Getting a Vision Language Model (VLM) up and running on an Intel CPU is easier than you might think. Here's a straightforward guide to get you started in three simple steps.
Step 1: Install Required Dependencies
First, ensure you have Python 3.8 or later installed. Then, install the necessary libraries:
pip install transformers accelerate
Step 2: Choose and Load a VLM
Select a model from Hugging Face, such as llava-hf/llava-1.5-7b-hf. Load it with:
from transformers import LlavaProcessor, LlavaForConditionalGeneration
processor = LlavaProcessor.from_pretrained("llava-hf/llava-1.5-7b-hf")
model = LlavaForConditionalGeneration.from_pretrained("llava-hf/llava-1.5-7b-hf")

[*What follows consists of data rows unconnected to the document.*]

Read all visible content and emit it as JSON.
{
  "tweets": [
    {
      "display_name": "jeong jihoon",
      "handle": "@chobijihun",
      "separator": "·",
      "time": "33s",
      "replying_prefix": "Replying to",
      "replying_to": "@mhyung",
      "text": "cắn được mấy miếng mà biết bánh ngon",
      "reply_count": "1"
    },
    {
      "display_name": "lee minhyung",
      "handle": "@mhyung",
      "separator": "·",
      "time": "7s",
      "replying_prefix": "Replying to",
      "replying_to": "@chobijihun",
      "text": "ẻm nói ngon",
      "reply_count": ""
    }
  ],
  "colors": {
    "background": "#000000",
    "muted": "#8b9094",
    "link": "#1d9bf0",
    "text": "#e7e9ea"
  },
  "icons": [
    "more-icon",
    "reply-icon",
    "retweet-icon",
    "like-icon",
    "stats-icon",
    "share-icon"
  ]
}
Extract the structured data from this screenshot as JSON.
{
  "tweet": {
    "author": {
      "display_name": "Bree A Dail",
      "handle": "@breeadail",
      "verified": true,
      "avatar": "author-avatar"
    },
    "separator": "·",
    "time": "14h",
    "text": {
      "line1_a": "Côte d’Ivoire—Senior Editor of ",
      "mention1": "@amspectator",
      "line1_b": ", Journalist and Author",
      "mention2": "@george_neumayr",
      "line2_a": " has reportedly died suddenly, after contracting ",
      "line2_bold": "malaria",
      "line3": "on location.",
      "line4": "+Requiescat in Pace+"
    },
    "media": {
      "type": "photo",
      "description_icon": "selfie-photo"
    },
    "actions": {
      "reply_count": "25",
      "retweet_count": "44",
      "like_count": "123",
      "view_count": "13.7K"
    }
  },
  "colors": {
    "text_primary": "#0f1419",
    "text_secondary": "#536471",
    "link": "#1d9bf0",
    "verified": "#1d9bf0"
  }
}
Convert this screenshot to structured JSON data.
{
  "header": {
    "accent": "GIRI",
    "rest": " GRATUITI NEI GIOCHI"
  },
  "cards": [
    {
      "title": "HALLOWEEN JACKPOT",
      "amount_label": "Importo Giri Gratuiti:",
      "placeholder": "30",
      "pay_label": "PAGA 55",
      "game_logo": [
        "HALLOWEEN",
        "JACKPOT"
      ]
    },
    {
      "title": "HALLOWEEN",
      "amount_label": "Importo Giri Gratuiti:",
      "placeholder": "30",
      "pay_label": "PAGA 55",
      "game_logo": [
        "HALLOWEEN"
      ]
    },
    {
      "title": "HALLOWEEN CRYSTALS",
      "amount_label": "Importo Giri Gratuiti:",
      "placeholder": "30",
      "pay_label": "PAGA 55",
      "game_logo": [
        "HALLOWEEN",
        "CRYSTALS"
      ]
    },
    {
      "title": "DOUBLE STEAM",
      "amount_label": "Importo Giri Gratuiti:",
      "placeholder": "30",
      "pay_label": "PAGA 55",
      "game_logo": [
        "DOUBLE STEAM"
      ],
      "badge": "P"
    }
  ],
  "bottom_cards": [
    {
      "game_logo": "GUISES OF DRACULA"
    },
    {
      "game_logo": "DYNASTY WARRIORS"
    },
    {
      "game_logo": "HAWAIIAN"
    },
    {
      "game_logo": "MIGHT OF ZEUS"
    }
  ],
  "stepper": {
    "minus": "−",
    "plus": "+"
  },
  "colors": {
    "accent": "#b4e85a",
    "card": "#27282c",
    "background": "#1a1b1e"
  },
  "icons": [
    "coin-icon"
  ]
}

Step 3: Run Inference on an Image
Provide an image and a prompt, then generate a response:
from PIL import Image
image = Image.open("path/to/your/image.jpg")
prompt = "Describe this image in detail."
inputs = processor(images=image, text=prompt, return_tensors="pt")
outputs = model.generate(**inputs, max_new_tokens=100)
print(processor.decode(outputs[0], skip_special_tokens=True))
That's it! You now have a working VLM on your Intel CPU. Experiment with different models and prompts to explore the capabilities of vision-language AI.